According to a 2009 study conducted by the U.S. Department of Health and Human Services, 763,000 duplicate and 702,000 unique cases of maltreatment against children were reported. Nearly two-fifths of victims were maltreated by their mothers acting alone, and one-fifth by their fathers acting alone.
One-third of first-time victims were under 4 years of age. Children younger than 1 year had the highest rate of victimization at 20.6 per 1,000 children. Victimization of boys was 48.2 percent and girls 51.1 percent.
The highest rates of victims were African-Americans (22.3 percent), Hispanics (20.7 percent), and White (44 percent). They comprised nearly 87 percent of first-time victims.
As a perspective early childhood educator, these numbers are disturbing. That children under the age of 4 are at such a high rate for victimization and that the victimization of children crosses the lines of gender and ethnicity make this a problem that needs to be addressed by society as a whole.

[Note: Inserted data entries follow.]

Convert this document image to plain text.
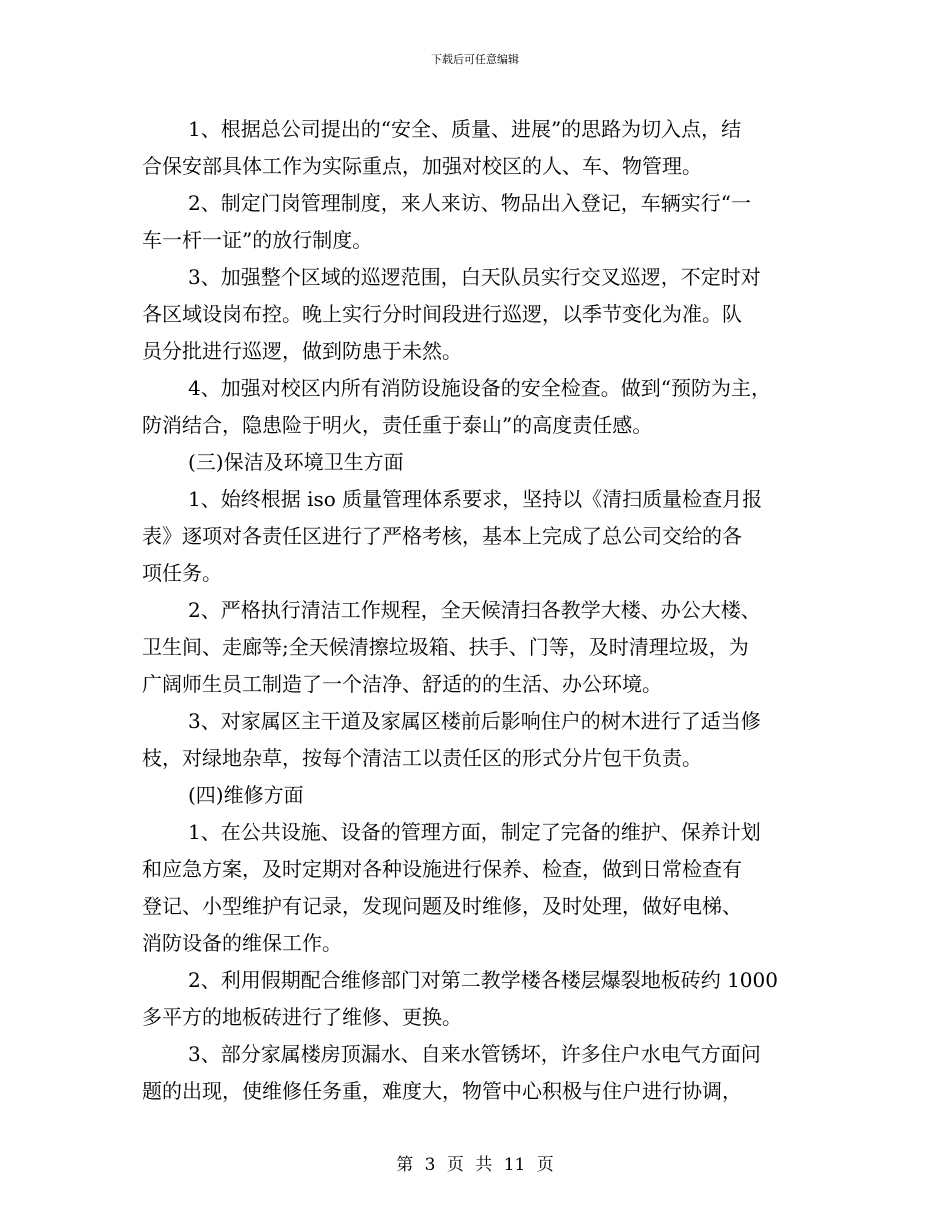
下载后可任意编辑
1、根据总公司提出的“安全、质量、进展”的思路为切入点，结
合保安部具体工作为实际重点，加强对校区的人、车、物管理。
2、制定门岗管理制度，来人来访、物品出入登记，车辆实行“一
车一杆一证”的放行制度。
3、加强整个区域的巡逻范围，白天队员实行交叉巡逻，不定时对
各区域设岗布控。晚上实行分时间段进行巡逻，以季节变化为准。队
员分批进行巡逻，做到防患于未然。
4、加强对校区内所有消防设施设备的安全检查。做到“预防为主，
防消结合，隐患险于明火，责任重于泰山”的高度责任感。
(三)保洁及环境卫生方面
1、始终根据 iso 质量管理体系要求，坚持以《清扫质量检查月报
表》逐项对各责任区进行了严格考核，基本上完成了总公司交给的各
项任务。
2、严格执行清洁工作规程，全天候清扫各教学大楼、办公大楼、
卫生间、走廊等;全天候清擦垃圾箱、扶手、门等，及时清理垃圾，为
广阔师生员工制造了一个洁净、舒适的的生活、办公环境。
3、对家属区主干道及家属区楼前后影响住户的树木进行了适当修
枝，对绿地杂草，按每个清洁工以责任区的形式分片包干负责。
(四)维修方面
1、在公共设施、设备的管理方面，制定了完备的维护、保养计划
和应急方案，及时定期对各种设施进行保养、检查，做到日常检查有
登记、小型维护有记录，发现问题及时维修，及时处理，做好电梯、
消防设备的维保工作。
2、利用假期配合维修部门对第二教学楼各楼层爆裂地板砖约 1000
多平方的地板砖进行了维修、更换。
3、部分家属楼房顶漏水、自来水管锈坏，许多住户水电气方面问
题的出现，使维修任务重，难度大，物管中心积极与住户进行协调，
第 3 页 共 11 页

Children of maltreatment grow into adults that are more likely to abuse their own children.
Children with just single maltreatment report are at a 20 percent to 50 percent higher rate for problems in adolescence, such as delinquency, substance abuse in teen years or getting sexually transmitted diseases, than non-maltreated children. Early child maltreatment can have a negative effect on the ability of both men and women to establish and maintain healthy, intimate relationships in adulthood.
Adult outcomes included adult substance abuse or growing up and having children whom they then maltreated. As adults, children with four or more reports were at least twice as likely to later abuse their own children and have contact with the mental health system.
There are several programs available to help stop child maltreatment. One that comes to mind is the Durham Family Initiative, which works to improve family well being and reduce child maltreatment by coordinating services for high-risk families. Children are identified through home visits after birth or through referrals from pre-schools, schools and clinics.
The program also works with community leaders and agencies to implement a shared information system. As a community, it is the best interest of everyone to be vigilant in our efforts to stop the maltreatment of children, and make this area a better place to live.